Tout simplement, l’apparition sur le blog d’une personnalité politique bien en vue (en l’occurrence, Ségolène Royal) d’un personnage censé représenter l’humanisme anti-esclavagiste du 18e siècle à La Rochelle. Personnage qui, en réalité, n’a jamais existé, le prétendu Léon-Robert de L’Astran – absent de tous les documents d’archives mais bien présent sur le site du Rotary local, relayé par d’autres, et honoré d’une notice sur wikipédia – n’étant en fin de compte que le produit de l’imagination (sans doute inspirée d’exemples locaux réels) d’un notable local en mal de notoriété historique, comme le révèle rapidement une simple lecture attentive.

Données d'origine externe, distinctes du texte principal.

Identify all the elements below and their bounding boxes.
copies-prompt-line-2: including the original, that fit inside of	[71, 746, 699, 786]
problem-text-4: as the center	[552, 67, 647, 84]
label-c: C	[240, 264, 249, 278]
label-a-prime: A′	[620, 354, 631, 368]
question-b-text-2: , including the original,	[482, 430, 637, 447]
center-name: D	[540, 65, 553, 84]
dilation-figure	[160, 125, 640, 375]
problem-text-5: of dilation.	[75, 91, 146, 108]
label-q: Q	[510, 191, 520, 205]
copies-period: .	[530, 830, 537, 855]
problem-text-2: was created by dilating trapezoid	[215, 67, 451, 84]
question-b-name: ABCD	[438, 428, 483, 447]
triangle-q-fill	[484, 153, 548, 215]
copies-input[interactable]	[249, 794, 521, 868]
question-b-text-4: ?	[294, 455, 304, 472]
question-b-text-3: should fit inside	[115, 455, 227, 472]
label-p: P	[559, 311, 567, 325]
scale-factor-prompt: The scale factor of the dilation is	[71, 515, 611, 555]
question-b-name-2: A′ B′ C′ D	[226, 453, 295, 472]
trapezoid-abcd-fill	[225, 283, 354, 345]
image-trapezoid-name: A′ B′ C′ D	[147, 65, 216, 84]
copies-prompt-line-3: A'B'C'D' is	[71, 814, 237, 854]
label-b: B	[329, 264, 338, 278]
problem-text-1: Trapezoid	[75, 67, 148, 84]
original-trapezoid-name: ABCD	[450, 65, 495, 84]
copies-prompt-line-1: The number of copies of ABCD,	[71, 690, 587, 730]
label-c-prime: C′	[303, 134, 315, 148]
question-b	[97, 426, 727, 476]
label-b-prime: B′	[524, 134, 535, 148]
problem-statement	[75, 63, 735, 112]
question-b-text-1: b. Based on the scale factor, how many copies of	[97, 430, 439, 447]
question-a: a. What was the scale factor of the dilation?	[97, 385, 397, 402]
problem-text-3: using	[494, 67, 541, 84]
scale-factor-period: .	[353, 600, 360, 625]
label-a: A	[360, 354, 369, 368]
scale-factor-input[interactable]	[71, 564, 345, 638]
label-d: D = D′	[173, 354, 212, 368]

Au-delà de ce qui me paraît être plus qu’un simple canular, j’en tire les conclusions suivantes :
La question de l’esclavage et de la traite est bien aujourd’hui « dans l’air du temps » après les longues années d’occultation institutionnelle et académique qui ont pesé lourdement (professionnellement et humainement) sur les rares historiens qui s’en préoccupaient.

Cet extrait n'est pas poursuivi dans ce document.